A afirmação foi feita pelo ex-funcionário da AMA, Edson Alves da Cruz, durante depoimento prestado no 4º Distrito Policial de Londrina. Trechos do depoimento de Cruz constam em documentos entregues a jornalistas, na semana passada, pelo procurador jurídico da Câmara de Vereadores, Antonio Vianna. A documentação se refere a uma reclamação que ele fez junto à Corregedoria da Justiça do Paraná, representando o presidente da Câmara, Renato Araújo.
O Ministério Público vem investigando desde fevereiro possíveis irregularidades em contratos firmados entre a AMA e Comurb e dezenas de empresas entre os anos de 98 e 99. As investigações também estão sendo realizadas pelo delegado do 4º DP, Joaquim Antonio de Melo.
Segundo trechos do depoimento de Cruz, que até o primeiro semestre era o responsável pelo setor de compras e licitação da AMA, Azzolini Neto tinha conhecimento e dava anuência aos processos licitatórios fraudulentos. Ele calcula que estes processos tenham causado um desvio de verbas entre R$ 2 milhões e R$ 3 milhões.

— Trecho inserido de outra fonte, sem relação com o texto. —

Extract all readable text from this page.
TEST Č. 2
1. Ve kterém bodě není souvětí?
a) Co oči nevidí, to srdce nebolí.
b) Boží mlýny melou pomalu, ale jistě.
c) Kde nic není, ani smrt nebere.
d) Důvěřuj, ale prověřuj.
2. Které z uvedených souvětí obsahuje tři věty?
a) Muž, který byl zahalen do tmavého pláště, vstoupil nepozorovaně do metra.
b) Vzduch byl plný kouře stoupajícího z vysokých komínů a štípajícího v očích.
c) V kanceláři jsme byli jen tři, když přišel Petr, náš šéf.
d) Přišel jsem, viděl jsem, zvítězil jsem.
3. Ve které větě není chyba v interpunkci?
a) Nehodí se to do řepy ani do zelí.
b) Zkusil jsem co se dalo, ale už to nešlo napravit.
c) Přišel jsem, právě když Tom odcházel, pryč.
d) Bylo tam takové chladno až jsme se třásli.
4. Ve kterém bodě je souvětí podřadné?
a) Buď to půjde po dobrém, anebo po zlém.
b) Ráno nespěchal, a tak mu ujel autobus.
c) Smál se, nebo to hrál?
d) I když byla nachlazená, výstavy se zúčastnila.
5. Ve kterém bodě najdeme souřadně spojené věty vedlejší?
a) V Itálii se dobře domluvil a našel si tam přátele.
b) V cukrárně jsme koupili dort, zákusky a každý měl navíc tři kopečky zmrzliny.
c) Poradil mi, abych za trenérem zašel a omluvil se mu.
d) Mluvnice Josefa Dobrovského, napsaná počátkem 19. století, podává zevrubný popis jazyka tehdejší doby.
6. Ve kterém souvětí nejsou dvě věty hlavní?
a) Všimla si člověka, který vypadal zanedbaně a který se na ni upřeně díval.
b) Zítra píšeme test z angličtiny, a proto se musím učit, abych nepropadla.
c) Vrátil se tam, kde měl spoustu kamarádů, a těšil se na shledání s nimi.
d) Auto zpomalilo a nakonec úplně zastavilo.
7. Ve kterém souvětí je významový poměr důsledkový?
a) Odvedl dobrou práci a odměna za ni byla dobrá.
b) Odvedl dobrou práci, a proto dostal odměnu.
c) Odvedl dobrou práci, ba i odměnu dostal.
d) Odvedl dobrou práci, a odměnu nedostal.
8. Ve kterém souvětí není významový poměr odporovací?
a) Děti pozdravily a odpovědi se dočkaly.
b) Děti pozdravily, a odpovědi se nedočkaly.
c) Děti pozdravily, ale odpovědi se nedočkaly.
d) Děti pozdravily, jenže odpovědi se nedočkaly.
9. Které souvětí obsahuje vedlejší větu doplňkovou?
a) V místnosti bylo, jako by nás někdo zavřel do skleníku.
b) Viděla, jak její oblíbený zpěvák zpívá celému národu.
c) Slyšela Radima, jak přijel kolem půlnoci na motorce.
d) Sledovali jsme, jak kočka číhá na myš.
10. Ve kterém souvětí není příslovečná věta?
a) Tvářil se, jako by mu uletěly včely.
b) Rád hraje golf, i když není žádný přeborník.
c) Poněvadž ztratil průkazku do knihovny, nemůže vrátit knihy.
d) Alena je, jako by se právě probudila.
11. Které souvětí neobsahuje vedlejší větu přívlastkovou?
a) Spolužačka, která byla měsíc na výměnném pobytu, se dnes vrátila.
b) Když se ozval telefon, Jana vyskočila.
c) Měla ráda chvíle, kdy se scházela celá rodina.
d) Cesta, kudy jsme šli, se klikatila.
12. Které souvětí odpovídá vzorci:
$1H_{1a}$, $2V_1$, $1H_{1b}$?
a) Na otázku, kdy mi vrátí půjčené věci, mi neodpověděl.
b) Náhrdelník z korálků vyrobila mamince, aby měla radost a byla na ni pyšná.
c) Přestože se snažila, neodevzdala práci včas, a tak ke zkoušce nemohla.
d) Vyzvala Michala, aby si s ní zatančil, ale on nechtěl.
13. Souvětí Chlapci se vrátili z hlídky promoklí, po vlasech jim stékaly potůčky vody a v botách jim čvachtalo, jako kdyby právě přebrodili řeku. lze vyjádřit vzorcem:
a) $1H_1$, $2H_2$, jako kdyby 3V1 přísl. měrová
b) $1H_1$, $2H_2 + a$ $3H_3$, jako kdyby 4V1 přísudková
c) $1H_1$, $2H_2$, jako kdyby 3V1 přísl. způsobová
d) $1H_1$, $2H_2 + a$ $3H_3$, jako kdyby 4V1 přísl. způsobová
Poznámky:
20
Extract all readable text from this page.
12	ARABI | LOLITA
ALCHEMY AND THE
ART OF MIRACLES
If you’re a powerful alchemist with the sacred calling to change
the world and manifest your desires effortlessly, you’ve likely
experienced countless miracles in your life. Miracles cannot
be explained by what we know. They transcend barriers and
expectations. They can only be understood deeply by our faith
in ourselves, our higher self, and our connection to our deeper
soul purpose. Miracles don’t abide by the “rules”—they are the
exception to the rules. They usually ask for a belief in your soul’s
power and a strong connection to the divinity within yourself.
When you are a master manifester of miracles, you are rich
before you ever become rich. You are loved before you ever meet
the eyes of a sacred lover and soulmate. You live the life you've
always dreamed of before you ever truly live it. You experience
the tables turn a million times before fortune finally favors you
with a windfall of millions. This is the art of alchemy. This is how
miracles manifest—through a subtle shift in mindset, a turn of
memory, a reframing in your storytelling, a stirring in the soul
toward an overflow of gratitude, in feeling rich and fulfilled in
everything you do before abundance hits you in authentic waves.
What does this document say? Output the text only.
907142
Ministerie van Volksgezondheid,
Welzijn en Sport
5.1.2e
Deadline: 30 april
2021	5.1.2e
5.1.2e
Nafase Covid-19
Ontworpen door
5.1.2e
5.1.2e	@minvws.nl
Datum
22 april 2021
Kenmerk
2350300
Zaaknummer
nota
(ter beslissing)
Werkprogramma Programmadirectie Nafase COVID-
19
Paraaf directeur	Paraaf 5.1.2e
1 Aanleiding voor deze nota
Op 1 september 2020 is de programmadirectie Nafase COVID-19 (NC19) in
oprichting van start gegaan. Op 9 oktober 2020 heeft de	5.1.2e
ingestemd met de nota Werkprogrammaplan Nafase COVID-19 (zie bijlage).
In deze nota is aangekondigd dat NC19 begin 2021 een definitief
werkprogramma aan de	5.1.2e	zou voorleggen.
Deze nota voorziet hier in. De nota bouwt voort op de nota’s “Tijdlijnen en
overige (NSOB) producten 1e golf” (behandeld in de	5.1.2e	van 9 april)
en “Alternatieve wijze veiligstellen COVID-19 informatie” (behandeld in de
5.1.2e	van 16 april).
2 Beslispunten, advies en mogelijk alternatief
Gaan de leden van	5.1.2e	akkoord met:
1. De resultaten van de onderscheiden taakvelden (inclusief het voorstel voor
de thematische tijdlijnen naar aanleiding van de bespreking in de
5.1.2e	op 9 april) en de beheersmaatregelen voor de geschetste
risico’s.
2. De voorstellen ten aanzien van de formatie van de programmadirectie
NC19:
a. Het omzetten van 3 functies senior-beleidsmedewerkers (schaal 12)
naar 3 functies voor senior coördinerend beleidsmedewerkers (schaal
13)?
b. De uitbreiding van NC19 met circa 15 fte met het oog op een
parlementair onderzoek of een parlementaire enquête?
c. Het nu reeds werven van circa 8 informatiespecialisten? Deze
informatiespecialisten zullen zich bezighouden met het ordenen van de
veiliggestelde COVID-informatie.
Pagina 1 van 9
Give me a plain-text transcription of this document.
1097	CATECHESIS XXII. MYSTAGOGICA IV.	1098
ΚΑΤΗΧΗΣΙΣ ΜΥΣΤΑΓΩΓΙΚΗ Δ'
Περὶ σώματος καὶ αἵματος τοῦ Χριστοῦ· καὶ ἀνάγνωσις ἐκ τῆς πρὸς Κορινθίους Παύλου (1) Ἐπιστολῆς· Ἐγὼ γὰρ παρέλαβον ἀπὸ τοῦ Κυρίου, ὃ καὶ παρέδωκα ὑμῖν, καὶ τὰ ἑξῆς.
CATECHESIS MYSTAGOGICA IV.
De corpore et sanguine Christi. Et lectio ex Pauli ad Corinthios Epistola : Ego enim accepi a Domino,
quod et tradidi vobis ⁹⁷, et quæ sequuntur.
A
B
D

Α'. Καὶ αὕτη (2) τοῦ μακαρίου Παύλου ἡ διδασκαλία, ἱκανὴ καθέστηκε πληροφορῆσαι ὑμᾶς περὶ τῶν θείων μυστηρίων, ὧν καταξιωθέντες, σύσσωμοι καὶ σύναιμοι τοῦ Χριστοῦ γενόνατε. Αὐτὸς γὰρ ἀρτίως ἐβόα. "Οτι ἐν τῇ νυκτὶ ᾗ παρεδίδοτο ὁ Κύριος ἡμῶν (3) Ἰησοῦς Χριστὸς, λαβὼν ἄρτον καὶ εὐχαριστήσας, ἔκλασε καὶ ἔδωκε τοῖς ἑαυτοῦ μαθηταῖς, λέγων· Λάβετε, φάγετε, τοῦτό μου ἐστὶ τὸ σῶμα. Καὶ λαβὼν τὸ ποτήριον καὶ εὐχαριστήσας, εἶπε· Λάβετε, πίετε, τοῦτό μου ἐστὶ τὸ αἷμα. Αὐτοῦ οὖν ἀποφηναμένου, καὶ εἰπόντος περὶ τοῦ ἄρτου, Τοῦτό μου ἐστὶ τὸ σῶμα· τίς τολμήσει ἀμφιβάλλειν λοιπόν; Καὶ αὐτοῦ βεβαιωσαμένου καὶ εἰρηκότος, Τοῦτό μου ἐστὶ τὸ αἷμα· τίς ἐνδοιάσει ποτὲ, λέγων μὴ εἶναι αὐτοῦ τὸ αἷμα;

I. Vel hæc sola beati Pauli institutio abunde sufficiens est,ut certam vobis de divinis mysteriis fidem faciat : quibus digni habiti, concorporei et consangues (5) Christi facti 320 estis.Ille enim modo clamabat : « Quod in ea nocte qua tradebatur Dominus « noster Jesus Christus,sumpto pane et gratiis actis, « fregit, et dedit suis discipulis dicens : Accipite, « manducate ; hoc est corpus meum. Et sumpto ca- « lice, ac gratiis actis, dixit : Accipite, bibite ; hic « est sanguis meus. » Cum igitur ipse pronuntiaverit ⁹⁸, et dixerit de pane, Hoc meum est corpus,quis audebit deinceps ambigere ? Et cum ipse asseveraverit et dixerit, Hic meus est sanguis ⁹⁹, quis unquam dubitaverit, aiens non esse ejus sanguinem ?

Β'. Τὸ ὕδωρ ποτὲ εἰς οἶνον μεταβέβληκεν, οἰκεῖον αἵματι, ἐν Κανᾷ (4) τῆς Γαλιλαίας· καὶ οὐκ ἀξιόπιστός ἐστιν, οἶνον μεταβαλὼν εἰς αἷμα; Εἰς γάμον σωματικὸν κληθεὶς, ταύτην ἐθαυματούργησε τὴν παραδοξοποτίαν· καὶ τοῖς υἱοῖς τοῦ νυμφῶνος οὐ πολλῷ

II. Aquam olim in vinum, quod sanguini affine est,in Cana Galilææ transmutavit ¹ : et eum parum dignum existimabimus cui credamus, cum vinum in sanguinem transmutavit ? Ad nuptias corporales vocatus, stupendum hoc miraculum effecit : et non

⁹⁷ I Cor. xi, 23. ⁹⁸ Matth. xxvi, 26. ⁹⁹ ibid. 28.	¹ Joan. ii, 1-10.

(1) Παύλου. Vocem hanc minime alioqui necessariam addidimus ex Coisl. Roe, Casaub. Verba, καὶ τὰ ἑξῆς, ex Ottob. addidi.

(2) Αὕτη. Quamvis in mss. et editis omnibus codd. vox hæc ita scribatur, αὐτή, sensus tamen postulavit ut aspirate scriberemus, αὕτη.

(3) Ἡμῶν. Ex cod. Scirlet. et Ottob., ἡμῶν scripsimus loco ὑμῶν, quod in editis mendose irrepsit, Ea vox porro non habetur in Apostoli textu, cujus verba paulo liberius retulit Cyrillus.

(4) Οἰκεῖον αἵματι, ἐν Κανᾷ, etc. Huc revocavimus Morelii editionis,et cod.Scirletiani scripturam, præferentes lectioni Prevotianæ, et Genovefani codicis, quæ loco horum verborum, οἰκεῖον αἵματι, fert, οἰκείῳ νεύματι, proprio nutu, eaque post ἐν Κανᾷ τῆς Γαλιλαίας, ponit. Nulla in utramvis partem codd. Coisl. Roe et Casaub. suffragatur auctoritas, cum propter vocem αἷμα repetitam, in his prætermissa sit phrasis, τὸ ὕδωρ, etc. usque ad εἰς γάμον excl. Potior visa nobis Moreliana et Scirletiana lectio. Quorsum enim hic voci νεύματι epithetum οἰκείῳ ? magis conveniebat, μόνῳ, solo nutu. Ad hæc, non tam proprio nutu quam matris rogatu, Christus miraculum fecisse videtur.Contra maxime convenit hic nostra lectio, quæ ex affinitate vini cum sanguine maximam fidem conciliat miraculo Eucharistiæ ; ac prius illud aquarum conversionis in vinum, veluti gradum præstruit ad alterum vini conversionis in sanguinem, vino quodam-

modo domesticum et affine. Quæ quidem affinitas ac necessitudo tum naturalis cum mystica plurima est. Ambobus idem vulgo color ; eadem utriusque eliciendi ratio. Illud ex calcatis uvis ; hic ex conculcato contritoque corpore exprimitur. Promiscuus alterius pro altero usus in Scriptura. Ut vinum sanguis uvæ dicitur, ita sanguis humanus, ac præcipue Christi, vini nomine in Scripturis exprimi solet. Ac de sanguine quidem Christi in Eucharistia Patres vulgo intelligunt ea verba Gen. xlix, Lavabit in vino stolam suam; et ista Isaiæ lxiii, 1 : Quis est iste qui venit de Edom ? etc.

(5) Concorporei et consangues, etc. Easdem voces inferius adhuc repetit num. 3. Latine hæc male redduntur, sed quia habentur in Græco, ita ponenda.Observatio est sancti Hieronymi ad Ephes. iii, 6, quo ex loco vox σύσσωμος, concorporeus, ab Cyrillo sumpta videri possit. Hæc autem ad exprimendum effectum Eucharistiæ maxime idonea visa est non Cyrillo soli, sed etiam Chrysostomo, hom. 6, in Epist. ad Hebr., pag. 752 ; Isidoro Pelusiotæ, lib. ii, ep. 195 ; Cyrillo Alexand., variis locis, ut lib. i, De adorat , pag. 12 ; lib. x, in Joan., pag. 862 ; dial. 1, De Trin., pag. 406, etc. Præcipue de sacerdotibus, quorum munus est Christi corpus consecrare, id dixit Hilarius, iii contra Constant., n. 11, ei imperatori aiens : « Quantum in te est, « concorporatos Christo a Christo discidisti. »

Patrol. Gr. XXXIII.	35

Cruz disse ainda ao delegado que, apesar dos papéis usados nas transações serem timbrados da AMA, algumas licitações foram feitas na Comurb, sob a orientação de Eduardo Alonso. De acordo com os documentos entregues aos jornalistas, os processos eram montados na Comurb e já encaminhados prontos para a AMA, apenas para serem capeados e arquivados.
Azzolini Neto preferiu ontem não comentar as declarações do ex-funcionário da AMA e ressaltou que todo seu posicionamento sobre o caso já foi dado no depoimento prestado aos promotores encarregados das investigações.
Eduardo Alonso afirmou que quando prestou depoimento no Ministério Público, disse que Cruz estava sendo induzido a fazer estas acusações. O Edinho não é uma pessoa digna de confiança, ele já vinha fazendo operações de desvio de verbas na AMA, acusou.
Depois que os escândalos da AMA se tornaram públicos, Cruz foi transferido da AMA para a Comurb. A assessoria de imprensa da Comurb confirmou que ele está lotado no órgão, mas que ultimamente não tem aparecido. Os promotores Bruno Galatti (Defesa do Patrimônio Público) e Cláudio Esteves (Investigações Criminais), responsáveis pelo caso, não dão entrevistas.
No 4º DP, o delegado está responsável por sete inquéritos referentes à AMA e outros 14 sobre a Comurb. Nos casos da AMA, já foram tomados 70 depoimentos de cerca de 15 pessoas, faltando apenas ouvir os responsáveis pelas empresas participantes que, na sua grande maioria, é de Curitiba. O delegado determinou sigilo dos inquéritos para não atrapalhar as investigações.